En los no funcionantes, aunque habitualmente no presentan síntomas y son diagnosticados de forma casual en necropsias o en cirugía de la región, la sintomatología se deriva de la localización, crecimiento y expansión tumoral, siendo el síntoma más frecuente el dolor y la presencia de una masa abdominal. Otras manifestaciones son el dolor lumbar, la hematuria y la compresión de la arteria renal, lo que puede originar hipertensión arterial a pesar de no ser secretores.

En el diagnóstico es esencial la determinación de metanefrinas en orina de 24 h y de catecolaminas plasmáticas, si existe sospecha de que el tumor es funcionante.

Las técnicas de diagnóstico por imagen son fundamentales para la localización del tumor y para demostrar su relación con estructuras vecinas. Éstas incluyen la ecografía abdominal, TC, RMN, arteriografía y urografía de eliminación.

Mención aparte merece el estudio gammagráfico con 131I- MIBG, ya que la captación del trazador por el tejido adrenérgico permite la visualización de la neoformación.
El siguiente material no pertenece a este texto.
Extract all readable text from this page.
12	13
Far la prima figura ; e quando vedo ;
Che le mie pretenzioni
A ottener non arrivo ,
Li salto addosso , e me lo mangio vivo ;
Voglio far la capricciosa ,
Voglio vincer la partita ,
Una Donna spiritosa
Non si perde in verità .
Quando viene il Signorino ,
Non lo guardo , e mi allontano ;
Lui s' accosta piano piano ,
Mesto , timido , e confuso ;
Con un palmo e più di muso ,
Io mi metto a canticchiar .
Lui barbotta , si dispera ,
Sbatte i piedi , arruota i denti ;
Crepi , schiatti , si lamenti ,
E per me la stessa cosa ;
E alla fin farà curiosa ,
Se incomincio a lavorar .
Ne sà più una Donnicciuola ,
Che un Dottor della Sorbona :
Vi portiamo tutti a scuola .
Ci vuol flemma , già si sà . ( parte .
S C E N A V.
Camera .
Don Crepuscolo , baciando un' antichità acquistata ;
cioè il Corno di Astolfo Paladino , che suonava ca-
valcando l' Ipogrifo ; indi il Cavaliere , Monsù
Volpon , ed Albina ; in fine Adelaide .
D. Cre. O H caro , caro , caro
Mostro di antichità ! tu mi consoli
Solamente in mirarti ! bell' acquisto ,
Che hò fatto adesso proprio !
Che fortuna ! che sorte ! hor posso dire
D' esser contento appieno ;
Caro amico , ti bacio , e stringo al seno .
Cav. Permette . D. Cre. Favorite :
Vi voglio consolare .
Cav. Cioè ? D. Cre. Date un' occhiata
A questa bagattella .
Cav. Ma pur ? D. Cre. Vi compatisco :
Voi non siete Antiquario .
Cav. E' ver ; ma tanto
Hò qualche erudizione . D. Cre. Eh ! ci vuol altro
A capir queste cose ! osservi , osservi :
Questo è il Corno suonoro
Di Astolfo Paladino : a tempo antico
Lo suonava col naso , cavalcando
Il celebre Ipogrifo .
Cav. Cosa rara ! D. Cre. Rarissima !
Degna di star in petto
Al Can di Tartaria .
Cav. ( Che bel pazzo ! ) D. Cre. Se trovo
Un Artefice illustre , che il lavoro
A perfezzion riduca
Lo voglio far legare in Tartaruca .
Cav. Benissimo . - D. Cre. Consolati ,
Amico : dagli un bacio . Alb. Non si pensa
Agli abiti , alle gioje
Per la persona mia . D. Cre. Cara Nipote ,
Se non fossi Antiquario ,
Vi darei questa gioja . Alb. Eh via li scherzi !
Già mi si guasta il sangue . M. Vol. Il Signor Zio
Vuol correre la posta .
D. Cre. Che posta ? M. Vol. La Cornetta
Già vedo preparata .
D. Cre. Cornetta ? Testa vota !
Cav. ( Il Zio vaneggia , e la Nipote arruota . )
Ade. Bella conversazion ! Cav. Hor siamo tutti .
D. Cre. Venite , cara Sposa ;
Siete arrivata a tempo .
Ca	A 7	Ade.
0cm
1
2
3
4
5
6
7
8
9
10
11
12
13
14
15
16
Esto es especialmente útil en la detección de tumores menores de 0,5 cm, multicéntricos y metástasicos, así como en las posibles recidivas durante el seguimiento. La sensibilidad y especificidad de esta técnica son del 90-95%, respectivamente, en los tumores cromafines, y está cuestionada su utilidad en los no funcionantes7.

No obstante, el diagnóstico definitivo se establecerá con el diagnóstico inmunohistológico de la pieza, ya que la citología no permite diferenciar los paragangliomas de otros tumores neuroendocrinos14.

Histológicamente, las células tumorales demuestran una tendencia a la formación de nidos envueltos en una trama reticu línica, pudiendo observarse por microscopia electrónica los gránulos citoplasmáticos de neurosecreción15. En muchas ocasiones, el estudio histológico no es definitorio para establecer el comportamiento maligno de estos tumores, ya que a pesar de que algunos autores consideran la existencia de actividad mitótica y/o la invasión capsular o vascular como índices de malignidad, es la evolución con la aparición o no de metástasis la que marcará de forma definitiva el carácter de la tumoración4,16. En este sentido, algunos autores consideran que la localización tumoral es un criterio pronóstico más válido que el estudio histológico, siendo los retroperitoneales extraadrenales los de peor evolución17.

El diagnóstico diferencial deberá establecerse con todas las tumoraciones que pueden aparecer en esta localización, como el sarcoma y el cistoadenoma retroperitoneal18. En uno de nuestros casos se planteó el diagnóstico diferencial con un cistoadenocarcinoma de páncreas.

Los paragangliomas retroperitoneales presentan con frecuencia un comportamiento maligno (20-42%) cuando se comparan con los que asientan en otras localizaciones11,19, metastatizando preferentemente en los ganglios linfáticos regionales, pulmón, hígado o hueso20. La presencia de metástasis obliga a plantear la posibilidad de un paraganglioma múltiple21.

El tratamiento de elección es la exéresis completa de la tumoración, justificando intervenciones radicales ya que mejoran la supervivencia cuando se comparan con conductas más conservadoras. La vía de elección deberá ser transperitoneal para poder acceder a la cavidad abdominal y pelviana, buscando otros tumores no detectados previamente1,9.

En los casos en los que se haya llegado a un diagnóstico preoperatorio y cuando las características del tumor lo requieran, se debe instaurar tratamiento con bloqueadores alfa y simpaticolíticos para evitar la inestabilidad hemodinámica durante la intervención, como ocurrió en uno de nuestros casos.

El uso de quimioterapia y/o radioterapia no mejora los resultados de la cirugía y se utilizan como tratamiento paliativo22.

La supervivencia tras la exéresis completa a los 5 años es del 95% para los tumores benignos frente al 52% para los malignos. Debido a su lento crecimiento, las metástasis pueden aparecer tardíamente, lo que obliga a un seguimiento prolongado y exhaustivo cada 6 meses. En el caso de enfermedad residual o metastásica, el tratamiento con 131I-MIBG puede ser un agente terapéutico alternativo23.

Recientemente se han descubierto en estos tumores los oncogenes c-myc, c-ras, c-src, y las sustancias que codifican éstos en relación a la génesis tumoral, facilitando su mejor conocimiento y el ensayo de nuevas terapéuticas6.